こんな酔狂な計画を実現するため、東京都は37億円の招致費用も投じる。招致できなければ全てパー。仮に招致がかなっても、3000億円が必要になる。なんともバブリーな話だが、「子どもたちに夢と感動を」とか言って、莫大な都税の浪費を正当化するのだから悪質だ。
「東京都は五輪のために4000億円を積み立てています。ただしこれは大震災以前の計画に基づいたもの。3・11を経た今、東京で生活する人たちのことを考えれば、『五輪貯金』を取り崩してでもやらなければならないことが多いはずです。だいたい感動だ何だと言っても、メディアが派手に演出し装飾している。例えば、原発事故で外出が制限された福島の子どもたちが、久しぶりに校庭に飛び出して思い切り体を動かしたときの感動に比べれば、なんと安っぽいことか。選手たちも安易に夢だ感動だと口にしているが、果たしてどこまで理解して言っているのか疑問ですね」(谷口氏)
もし仮に五輪に感動があったとしても、世界のどこで開催しようが同じ。東京招致の理由にはならない。
結局、東京での五輪開催を待ちわびているのは、甘い汁に群がる土建屋やイベント屋、スポーツ関連会社に、一旗揚げたいアマチュア選手ぐらいのものだ。中でも選手は、「東京五輪で活躍した」となれば、一生メシが食えるだろう。指導者になったり、全国を講演で回ったり、企業の広告塔になったりと可能性は広がる。五輪でのメダルを足がかりにタレントや政治家に転身した元選手も少なくない。五輪で活躍すれば、老後まで安泰である。

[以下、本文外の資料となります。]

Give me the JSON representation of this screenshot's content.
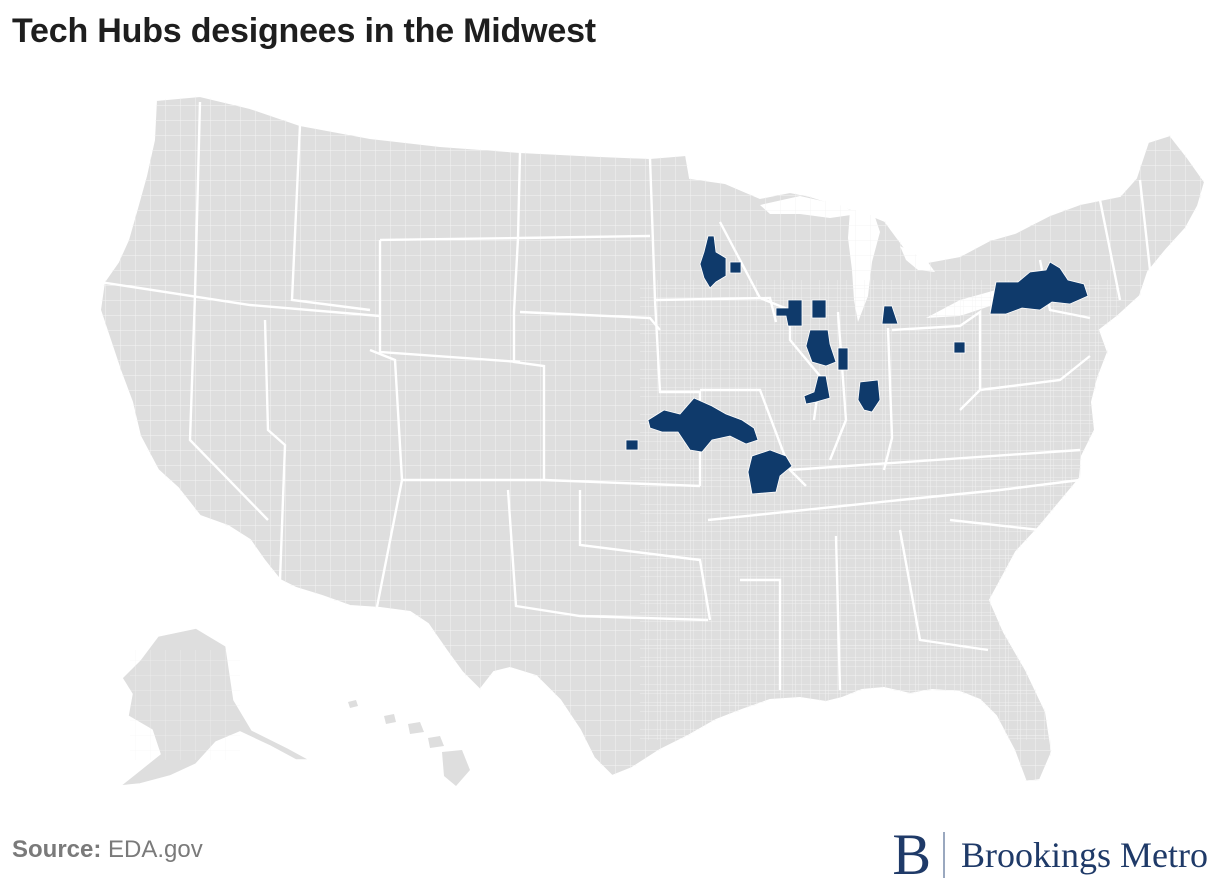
{
  "title": "Tech Hubs designees in the Midwest",
  "source": {
    "label": "Source:",
    "value": "EDA.gov"
  },
  "logo": {
    "mark": "B",
    "text": "Brookings Metro"
  },
  "colors": {
    "land": "#dedede",
    "state_border": "#ffffff",
    "county_line": "#f3f3f3",
    "highlight": "#0f3a6b"
  },
  "map": {
    "type": "choropleth",
    "region": "United States counties",
    "highlight_category": "Tech Hub designee"
  }
}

むろん、才能と努力は必要だ。だれもが目指せる道ではないが、彼らの強化にも税金は使われている。今年度の国のスポーツ関連予算は238億円で、メダル有望競技には30億円近くを計上。JOCにも25億円以上の補助金が支払われているのだ。
被災地の復興は遅々として進まず、社会保障費は年々膨張し、財政はアップアップになっている。そんな中、招致だ強化だと税金を使うのは、あるべき姿なのか。
一昨年の6月、「スポーツ立国の実現を目指す」としたスポーツ基本法が制定された。その規定に基づいたスポーツ基本計画は、「夏季五輪の金メダル獲得数で世界5位以上」などと具体的目標を設定。これによって「五輪命」のアマ選手に大っぴらに税金が渡るようになった。その上、「東京開催」となれば、さらに血税が使われるのは明らかだ。看過はできない。
「世界と比べると、日本の五輪選手への強化費は少ないとされています。しかし、彼らにカネが流れれば流れるほど、大衆のスポーツ振興は置き去りにされる。一般レベルのスポーツ振興にヒト、モノ、カネが注ぎ込まれなくなるのです。選手は望んでスポーツエンターテインメントの“商品”となった。メシを食うためにスポーツの道を選んだのです。もしスポーツ関連で税金を使うのであれば、そんな相手ではなく、普通に暮らしている人たちの幸せにつながるスポーツの環境づくりの方が大事だと思います」(谷口氏)
そもそもスポーツ選手になったのは自己責任だ。銀行や商社、メーカーに就職したサラリーマンと同じである。それなのに彼らは税金を受け取り、税金で東京五輪という舞台が整うことも望む。地道に生活している庶民からすれば、納得できない話である。